Two more Irish politicians have indicated their determination to oppose the abortion legislation of Irish Prime Minister Enda Kenny. There is still only a handful of members of the Irish parliament who have so far come out in opposition to Kenny’s proposed legislation which is being forced through the two houses of the parliament. In what many see as a charade of democracy, where procedures are following the letter but certainly not the spirit of the rules of the political game, the Bill will pass into law in two weeks time unless some miracle change of heart occurs among the two hundred odd members making up the two houses of the parliament. The handful of brave members of the ruling party whose right of conscience is being denied have as much hope at present as the lone protester standing in front of the tanks in Tienanmen Square 24 years ago.

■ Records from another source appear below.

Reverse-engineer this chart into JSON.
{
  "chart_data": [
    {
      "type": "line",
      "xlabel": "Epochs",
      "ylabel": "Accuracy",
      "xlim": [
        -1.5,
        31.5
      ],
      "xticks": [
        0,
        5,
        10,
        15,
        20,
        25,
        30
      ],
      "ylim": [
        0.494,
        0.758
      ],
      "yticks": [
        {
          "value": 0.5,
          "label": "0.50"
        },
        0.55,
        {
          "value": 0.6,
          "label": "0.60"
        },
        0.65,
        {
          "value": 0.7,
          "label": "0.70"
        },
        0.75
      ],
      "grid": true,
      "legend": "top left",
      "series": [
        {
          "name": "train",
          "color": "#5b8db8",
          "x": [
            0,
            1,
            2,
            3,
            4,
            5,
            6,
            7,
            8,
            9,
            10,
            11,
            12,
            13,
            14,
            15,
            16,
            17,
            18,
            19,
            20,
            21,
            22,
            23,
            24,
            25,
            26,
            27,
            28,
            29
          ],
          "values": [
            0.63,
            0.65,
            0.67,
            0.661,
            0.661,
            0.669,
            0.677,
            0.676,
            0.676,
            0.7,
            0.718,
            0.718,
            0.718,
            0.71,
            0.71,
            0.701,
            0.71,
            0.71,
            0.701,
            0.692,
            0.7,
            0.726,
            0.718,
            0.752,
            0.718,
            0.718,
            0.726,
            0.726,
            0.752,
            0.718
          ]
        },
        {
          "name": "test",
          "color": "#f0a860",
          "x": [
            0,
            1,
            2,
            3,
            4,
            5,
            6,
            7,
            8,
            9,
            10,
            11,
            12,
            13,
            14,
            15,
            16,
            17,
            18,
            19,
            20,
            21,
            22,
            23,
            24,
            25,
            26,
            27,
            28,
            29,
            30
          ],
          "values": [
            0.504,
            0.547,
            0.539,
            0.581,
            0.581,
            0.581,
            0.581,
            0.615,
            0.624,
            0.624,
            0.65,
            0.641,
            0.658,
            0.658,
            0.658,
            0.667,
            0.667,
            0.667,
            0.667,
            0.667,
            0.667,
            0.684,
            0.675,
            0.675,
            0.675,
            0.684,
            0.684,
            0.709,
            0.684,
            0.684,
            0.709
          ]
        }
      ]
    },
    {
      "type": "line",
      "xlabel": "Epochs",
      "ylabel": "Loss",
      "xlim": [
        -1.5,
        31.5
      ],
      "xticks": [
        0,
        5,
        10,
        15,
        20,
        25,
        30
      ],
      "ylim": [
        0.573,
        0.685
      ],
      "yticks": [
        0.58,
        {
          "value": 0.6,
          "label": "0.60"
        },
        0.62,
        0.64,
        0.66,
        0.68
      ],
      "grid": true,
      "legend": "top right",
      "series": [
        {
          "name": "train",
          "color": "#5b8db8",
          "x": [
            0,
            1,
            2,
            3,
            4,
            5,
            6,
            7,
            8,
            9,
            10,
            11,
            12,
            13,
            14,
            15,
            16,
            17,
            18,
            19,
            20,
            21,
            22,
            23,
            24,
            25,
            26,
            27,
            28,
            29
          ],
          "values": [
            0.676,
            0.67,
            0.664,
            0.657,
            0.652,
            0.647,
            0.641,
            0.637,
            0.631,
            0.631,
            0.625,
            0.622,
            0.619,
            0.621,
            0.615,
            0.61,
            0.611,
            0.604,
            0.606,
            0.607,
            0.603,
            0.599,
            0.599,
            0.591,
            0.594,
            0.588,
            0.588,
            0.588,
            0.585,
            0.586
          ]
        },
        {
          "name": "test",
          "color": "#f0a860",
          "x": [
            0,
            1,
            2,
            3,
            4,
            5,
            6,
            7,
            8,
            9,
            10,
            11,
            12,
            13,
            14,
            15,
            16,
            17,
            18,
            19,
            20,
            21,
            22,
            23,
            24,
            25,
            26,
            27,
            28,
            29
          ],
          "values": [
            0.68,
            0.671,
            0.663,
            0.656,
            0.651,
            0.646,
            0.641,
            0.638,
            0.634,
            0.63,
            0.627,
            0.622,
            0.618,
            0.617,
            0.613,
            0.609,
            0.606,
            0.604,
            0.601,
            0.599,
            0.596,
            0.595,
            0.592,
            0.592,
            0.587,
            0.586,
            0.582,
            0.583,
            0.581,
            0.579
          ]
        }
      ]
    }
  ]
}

Fine Gael Senator Tom Sheahan and Independent TD Denis Naughten have today added their voices to the opposition to the Government’s proposed legislation and have announced that they will vote against it. Sheahan will do so at the cost of losing his parliamentary party membership, losing the party whip.
Senator Tom Sheahan confirmed that he would vote against the legislation given serious issues he has with it while Deputy Denis Naughten, a member of the Oireachtas Health Committee said that he wouldn’t be voting for the legislation if the provision for abortion on the grounds of suicide remains.
In a statement today Deputy Chairperson of the Pro Life Campaign Cora Sherlock welcomed the decision of Senator Sheahan and Deputy Naughten.
Ms. Sherlock said: “It is heartening that more Oireachtas Members understand what is really contained in this Bill and see how truly unjust it is. For example the Bill permits abortion through the full nine months of pregnancy and it denies the fact that abortion, rather than being a treatment for suicidal ideation, actually exposes women to greater risk of negative mental health consequences.”
She continued: “We applaud those who are willing to stand up against this legislation. They deserve our thanks. It is completely undemocratic that to date there has been no real debate in the Dáil on what the abortion Bill actually contains. If there was I expect that many more TDs and Senators would voice their opposition to it.”
“Our Taoiseach has ignored the right of conscience on this issue. It is a shame that TDs and Senators are being forced to chose between their livelihood and their conscience”, Ms. Sherlock concluded.
Meanwhile a government minister, Lucinda Creighton, has again spoken of her reservations about the Bill. The Irish Times
reported her as saying yesterday, “Under the legislation, there are mechanisms for the mother to vindicate her right to life, which is absolutely correct and appropriate. But there is no mechanism for the unborn child,” Ms Creighton said during a working visit to Paris. “The challenge for the legislature is to balance the constitutional protection for both.”Such a measure would “not necessarily” mean that the attorney general would come into contact with the mother, “but could perhaps review the file”. There were “a variety of legal avenues”, she said. But “there has to be some consideration given to it as we go through the committee stage of the legislation.” Asked whether the draft legislation needed amendments, she replied, “Absolutely.”Ms Creighton said she still had deep reservations about the suicide clause, which would allow a suicidal pregnant woman to seek an abortion. “My views haven’t changed. I think the suicide clause is quite dubious.”“I always felt that our whip system is outmoded and used to excess. I would like to see a different approach. It would be good for our politics if members were able to express different opinions within reason, particularly on issues of conscience . . . People have very, very personal beliefs.”
Fine Gael’s Brian Walsh – one of the government party members who has already entered the field against the legislation – has warned Kenny that up to 10 of his colleagues will do the same.
“We now appear poised to enact legislation based on absurd premise that the suicidality of one human being can be abated by the death of another. This is medico-legal nonsense and a principle that I cannot support,” Mr Walsh said.
Highlighting the undemocratic character of the entire procedure – fearful nof what the outcome might be, Kenny refused to put the issue directly to the people in a referendum – Walsh accused the Government of designing parts of the legislation – particularly the inclusion of a clause to allow a pregnant woman claiming that she is suicidal the right to an abortion – to suit the politician, rather than the mother and the child.